Glencore Makes $5.49 Billion Bid for Grain Handler Viterra, Telegraph Says
By Simon Casey and Hugo Miller - Mar 11, 2012 8:22 AM ET
Glencore International Plc (GLEN) made a 3.5 billion-pound ($5.49 billion) bid for Viterra Inc. (VT), Canada’s largest grain handler, The Sunday Telegraph reported, without saying where it got the information.
The approach prompted a March 9 statement from Viterra, saying the company had received expressions of interest from third parties, the London-based newspaper said.
Chief Executive Officer Ivan Glasenberg wants to add Viterra to Glencore’s expanding grain business even as the trading company seeks to complete a takeover of Swiss metals and coal producer Xstrata Plc (XTA), the Telegraph said. Glencore, the largest publicly traded commodities trader, is offering 27.7 billion pounds in stock to acquire Xstrata in what would be the world’s biggest mining takeover.

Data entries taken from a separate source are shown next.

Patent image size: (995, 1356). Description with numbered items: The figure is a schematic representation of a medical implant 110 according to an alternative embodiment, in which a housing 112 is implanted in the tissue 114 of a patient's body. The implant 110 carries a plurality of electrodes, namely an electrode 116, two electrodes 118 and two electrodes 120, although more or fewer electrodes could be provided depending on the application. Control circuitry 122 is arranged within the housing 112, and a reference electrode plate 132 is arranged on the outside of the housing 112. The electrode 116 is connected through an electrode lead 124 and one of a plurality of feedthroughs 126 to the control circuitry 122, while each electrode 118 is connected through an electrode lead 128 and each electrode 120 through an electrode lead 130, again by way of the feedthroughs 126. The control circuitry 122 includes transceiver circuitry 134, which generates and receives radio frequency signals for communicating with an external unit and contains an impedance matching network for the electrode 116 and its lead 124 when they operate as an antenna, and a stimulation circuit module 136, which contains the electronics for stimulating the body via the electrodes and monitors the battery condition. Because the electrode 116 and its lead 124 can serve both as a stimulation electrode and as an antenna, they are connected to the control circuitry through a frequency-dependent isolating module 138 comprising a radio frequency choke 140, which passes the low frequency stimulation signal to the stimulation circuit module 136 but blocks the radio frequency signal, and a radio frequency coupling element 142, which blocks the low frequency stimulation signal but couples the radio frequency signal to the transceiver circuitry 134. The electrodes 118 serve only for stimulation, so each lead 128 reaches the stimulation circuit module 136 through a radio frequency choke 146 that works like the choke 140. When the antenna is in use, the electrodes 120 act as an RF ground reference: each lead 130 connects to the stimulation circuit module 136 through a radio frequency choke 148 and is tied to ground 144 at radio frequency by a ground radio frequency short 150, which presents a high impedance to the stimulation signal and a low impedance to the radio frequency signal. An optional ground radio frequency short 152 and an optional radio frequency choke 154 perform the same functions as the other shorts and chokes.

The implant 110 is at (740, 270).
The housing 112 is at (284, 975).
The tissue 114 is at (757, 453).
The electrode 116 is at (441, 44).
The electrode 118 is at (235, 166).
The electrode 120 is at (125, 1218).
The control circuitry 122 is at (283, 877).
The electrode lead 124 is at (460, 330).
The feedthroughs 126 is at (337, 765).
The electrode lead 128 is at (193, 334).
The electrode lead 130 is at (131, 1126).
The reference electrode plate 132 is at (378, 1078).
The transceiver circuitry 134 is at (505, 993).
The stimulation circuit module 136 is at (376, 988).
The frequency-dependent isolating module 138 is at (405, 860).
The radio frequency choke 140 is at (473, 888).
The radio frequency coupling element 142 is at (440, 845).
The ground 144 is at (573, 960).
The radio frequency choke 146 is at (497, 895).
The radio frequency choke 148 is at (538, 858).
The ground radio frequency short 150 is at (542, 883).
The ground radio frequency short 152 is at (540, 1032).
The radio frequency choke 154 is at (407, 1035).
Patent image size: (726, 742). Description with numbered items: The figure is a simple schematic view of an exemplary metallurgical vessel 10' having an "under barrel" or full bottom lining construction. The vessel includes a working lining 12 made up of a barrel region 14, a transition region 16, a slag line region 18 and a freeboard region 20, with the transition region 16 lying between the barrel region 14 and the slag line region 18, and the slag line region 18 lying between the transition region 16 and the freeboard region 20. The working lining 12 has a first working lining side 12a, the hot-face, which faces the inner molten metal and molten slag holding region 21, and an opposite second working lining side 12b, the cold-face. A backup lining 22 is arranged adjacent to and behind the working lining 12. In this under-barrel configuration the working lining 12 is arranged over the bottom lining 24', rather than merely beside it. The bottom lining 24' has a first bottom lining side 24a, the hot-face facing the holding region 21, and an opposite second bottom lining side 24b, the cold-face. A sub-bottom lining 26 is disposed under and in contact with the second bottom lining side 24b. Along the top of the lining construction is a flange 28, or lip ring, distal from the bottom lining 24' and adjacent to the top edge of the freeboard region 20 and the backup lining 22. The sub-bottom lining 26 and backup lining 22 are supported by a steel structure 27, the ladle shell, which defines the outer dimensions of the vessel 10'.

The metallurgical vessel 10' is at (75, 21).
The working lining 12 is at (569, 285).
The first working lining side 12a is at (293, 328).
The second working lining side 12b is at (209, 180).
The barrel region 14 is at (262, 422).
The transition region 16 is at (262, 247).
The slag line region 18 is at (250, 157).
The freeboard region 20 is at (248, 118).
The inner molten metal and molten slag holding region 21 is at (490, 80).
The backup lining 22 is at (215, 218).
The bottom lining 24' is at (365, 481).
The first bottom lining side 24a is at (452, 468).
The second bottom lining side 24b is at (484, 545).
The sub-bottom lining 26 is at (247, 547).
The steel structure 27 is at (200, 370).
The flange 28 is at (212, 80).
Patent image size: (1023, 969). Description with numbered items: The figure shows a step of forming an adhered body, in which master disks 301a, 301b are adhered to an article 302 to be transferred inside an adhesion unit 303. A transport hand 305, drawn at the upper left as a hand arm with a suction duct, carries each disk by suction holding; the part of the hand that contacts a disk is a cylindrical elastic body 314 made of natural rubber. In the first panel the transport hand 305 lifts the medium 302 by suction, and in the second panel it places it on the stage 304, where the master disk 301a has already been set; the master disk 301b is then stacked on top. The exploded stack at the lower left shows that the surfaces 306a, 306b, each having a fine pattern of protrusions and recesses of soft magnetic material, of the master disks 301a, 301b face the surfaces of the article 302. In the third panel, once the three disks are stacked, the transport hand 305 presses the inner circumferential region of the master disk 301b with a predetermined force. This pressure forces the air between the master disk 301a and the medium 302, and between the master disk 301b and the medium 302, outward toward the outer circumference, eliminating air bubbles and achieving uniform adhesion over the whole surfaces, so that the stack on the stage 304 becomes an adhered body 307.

“Glencore’s bid for Viterra continues Glencore’s theme to be the DHL of the commodity business,” London-based Fairfax IS analyst John Meyer said in an e-mail today. The deal “may help the agricultural trading business to return to profit after a difficult year through 2011” and may be followed by a bid for U.S. grain-storage company Gavilon Group LLC, he said.
Holly Gibney, a spokeswoman for Viterra of Regina, Saskatchewan, declined to comment. A spokesman for Baar, Switzerland-based Glencore declined to comment when contacted by Bloomberg News today.
Monopoly Ending
Buying Viterra would give Glencore the largest share of the Canadian grain-handling market just as the Canadian Wheat Board’s monopoly over wheat and barley grown in the west of the country comes to an end. Viterra’s share of Canadian grain- handling may rise to almost 50 percent in the next few years from 45 percent, its Chief Executive Officer Mayo Schmidt said in an interview on March 8.
Viterra said in January it expects to increase grain volumes and earnings after the board’s control of supplies ends. The Canadian government passed a law in December that will end the monopoly and give farmers the choice to sell to other buyers as of Aug. 1.
Shares of Viterra rose 24 percent to C$13.58 in Toronto on March 9 following the company’s statement, boosting its market value to C$5.05 billion.
As well as being a potential acquisition target, Viterra is considering making a takeover offer of its own. Viterra and Glencore are among companies exploring a bid for Gavilon Group, people familiar with the matter said March 6.
Viterra is based in the same province as Potash Corp. of Saskatchewan Inc., which in 2010 fended off a $40 billion hostile bid from Australia’s BHP Billiton Ltd. The Canadian government blocked BHP’s bid, saying the sale of the world’s largest fertilizer company wouldn’t provide a “net benefit” to the nation.
The federal government should block any foreign takeover of Viterra under the Investment Canada Act, just as it did with BHP, Pat Martin, a New Democratic Party lawmaker, said by telephone on March 9.